新型コロナワクチン予約「西高東低」の謎
大規模接種、大阪会場はすぐ満杯に、気質を指摘する向きも
自衛隊が運営する新型コロナウイルスワクチンの大規模接種センターで、大阪会場の予約枠が東京会場より早く埋まる「西高東低」の状態が続いている。東京はなかなか枠が埋まらず、28日には当初の予定を前倒しして対象を拡大。大阪特有の気質を指摘する向きもあるが、防衛省幹部は「なぜこんなにスピードが違うのか」と首をかしげている。
大規模接種センターの予約は、1週間ごとに対象地域を拡大して受け付けている。まず東京23区と大阪市に住む高齢者を対象として17日に予約を開始したところ、大阪会場の2万4500の枠は30分足らずで満杯となった。一方、東京の4万9000枠が埋まったのは18日夜だった。大阪の2倍とはいえ、東京枠がいっぱいになるまで1日半を要した。
24日には予約を東京都と大阪府の全域に拡大した。大阪の3万5000枠はまたもや約30分で埋まる一方、東京の7万枠は、27日午後3時時点で約1万8000枠が空いていた。このため防衛省は埼玉、千葉、神奈川の3県への対象拡大を28日に前倒し。
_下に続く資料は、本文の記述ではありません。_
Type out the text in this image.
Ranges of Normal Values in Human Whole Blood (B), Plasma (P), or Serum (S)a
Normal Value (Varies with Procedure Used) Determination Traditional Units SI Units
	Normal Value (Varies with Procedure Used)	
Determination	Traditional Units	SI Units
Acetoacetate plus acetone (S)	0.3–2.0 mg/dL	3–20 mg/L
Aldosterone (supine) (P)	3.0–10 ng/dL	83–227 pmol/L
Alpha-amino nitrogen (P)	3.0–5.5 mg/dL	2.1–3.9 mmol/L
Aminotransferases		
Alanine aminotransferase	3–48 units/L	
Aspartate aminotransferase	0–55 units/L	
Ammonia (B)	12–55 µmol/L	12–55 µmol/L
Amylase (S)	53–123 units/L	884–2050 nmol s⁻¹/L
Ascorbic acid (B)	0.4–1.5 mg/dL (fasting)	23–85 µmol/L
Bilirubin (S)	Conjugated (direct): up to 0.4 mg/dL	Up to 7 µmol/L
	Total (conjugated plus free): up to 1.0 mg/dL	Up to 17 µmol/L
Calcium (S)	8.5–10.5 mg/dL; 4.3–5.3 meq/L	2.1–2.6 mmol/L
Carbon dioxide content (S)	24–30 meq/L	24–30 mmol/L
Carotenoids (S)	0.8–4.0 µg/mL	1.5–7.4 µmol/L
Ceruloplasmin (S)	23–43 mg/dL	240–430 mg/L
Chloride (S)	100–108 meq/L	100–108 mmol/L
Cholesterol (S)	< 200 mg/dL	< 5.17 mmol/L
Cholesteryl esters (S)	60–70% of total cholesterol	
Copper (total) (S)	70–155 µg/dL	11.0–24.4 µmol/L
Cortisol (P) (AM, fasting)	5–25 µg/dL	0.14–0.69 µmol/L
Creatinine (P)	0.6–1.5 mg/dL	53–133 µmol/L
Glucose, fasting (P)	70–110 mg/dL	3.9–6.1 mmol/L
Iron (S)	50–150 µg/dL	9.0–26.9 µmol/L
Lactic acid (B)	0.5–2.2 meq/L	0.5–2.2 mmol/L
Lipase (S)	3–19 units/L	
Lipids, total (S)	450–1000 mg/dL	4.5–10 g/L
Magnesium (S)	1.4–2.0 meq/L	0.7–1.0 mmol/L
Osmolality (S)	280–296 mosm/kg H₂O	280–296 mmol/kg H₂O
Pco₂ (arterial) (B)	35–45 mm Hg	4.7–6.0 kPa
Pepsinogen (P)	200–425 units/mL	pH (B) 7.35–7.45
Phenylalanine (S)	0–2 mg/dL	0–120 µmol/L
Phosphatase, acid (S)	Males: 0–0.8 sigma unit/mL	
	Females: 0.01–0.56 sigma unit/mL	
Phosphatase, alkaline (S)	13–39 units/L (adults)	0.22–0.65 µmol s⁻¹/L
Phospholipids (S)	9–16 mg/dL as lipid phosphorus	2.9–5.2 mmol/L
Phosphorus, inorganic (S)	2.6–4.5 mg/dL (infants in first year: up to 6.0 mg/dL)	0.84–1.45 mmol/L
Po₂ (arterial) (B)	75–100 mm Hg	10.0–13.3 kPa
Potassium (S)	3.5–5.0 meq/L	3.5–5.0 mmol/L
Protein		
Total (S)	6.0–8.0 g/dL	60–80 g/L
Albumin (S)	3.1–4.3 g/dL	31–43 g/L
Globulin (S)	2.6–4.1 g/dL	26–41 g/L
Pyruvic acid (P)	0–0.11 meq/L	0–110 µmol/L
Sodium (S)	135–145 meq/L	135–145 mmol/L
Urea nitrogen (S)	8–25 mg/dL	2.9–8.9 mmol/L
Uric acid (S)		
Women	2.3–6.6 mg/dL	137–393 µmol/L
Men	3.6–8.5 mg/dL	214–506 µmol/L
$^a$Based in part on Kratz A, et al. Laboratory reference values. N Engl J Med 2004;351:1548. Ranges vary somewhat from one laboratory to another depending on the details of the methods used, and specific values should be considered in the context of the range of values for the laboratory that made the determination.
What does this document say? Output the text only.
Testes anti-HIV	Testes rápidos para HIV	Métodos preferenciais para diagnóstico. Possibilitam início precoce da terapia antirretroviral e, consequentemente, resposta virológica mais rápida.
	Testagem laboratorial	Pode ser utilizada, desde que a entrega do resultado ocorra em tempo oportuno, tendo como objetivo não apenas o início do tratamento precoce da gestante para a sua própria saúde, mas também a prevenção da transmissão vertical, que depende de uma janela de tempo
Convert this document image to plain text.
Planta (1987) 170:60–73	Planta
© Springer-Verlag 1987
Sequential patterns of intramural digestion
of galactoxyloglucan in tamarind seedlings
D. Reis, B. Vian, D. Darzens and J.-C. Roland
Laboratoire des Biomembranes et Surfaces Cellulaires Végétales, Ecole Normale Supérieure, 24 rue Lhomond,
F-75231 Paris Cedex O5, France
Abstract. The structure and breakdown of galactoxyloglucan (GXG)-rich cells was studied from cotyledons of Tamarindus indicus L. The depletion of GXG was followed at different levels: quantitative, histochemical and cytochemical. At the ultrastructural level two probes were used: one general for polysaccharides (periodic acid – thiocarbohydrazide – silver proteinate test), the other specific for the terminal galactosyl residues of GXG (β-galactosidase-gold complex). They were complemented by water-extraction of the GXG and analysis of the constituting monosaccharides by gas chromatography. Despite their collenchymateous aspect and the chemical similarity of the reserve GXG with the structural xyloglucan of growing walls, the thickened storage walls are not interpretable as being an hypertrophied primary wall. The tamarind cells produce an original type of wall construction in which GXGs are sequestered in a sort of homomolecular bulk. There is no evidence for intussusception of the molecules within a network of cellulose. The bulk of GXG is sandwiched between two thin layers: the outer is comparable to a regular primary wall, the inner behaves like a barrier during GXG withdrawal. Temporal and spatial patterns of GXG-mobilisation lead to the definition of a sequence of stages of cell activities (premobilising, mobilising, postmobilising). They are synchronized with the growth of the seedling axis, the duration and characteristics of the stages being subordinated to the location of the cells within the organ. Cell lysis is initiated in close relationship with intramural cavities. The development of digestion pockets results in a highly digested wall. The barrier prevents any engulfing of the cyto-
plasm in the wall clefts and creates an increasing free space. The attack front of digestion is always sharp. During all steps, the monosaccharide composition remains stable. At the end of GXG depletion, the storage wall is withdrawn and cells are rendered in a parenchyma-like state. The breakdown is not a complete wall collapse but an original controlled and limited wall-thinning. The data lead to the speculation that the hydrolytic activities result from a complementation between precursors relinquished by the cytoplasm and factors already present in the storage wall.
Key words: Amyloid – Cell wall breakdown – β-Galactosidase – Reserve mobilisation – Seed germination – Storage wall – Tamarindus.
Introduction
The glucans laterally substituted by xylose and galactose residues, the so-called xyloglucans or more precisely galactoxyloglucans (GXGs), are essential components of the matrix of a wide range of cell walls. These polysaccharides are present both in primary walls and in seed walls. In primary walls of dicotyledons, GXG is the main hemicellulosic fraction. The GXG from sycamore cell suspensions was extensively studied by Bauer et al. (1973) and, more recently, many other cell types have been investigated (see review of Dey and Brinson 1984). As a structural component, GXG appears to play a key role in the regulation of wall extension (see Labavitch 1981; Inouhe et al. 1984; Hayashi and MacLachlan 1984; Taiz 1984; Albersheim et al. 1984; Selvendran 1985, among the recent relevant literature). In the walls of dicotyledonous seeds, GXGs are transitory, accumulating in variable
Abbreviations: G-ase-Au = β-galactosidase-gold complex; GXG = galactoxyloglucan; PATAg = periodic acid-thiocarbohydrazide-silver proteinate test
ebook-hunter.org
1都3県内に居住実態はあるが住民票を置いていない人も加えた。
防衛省幹部は、東京会場の予約が進まなかった理由について、「都内は市区町村による接種準備が進んでいるからではないか」と分析する。実際、28日に対象を3県にも拡大すると、約50分で残りの枠がすべて埋まった。
一方、大阪会場の予約がなぜすぐいっぱいになるのか。防衛省幹部は「せっかちな『府民性』も原因かもしれない」と語るが、「『江戸っ子』もせっかちだ」(政府関係者)との指摘もあり、気質だけで「西高東低」の謎は解けなさそうだ。
大阪出身の中山泰秀防衛副大臣は27日の記者会見で「大阪にはものすごく切迫感がある」と別の見方を示した。現在は減少傾向にあるが、大阪は3月末以降、東京の感染者数を超える日が目立った。大阪府内の新型コロナによる累計死者数は28日時点で2260人と、東京の2048人を上回る。
防衛省は、31日以降も毎週、東京7万、大阪3万5000の予約枠を設ける方針だ。ただ、防衛省幹部は「今後も東京の枠が埋まらなければ、東西のバランスを考え直すことも選択肢となる」と話している。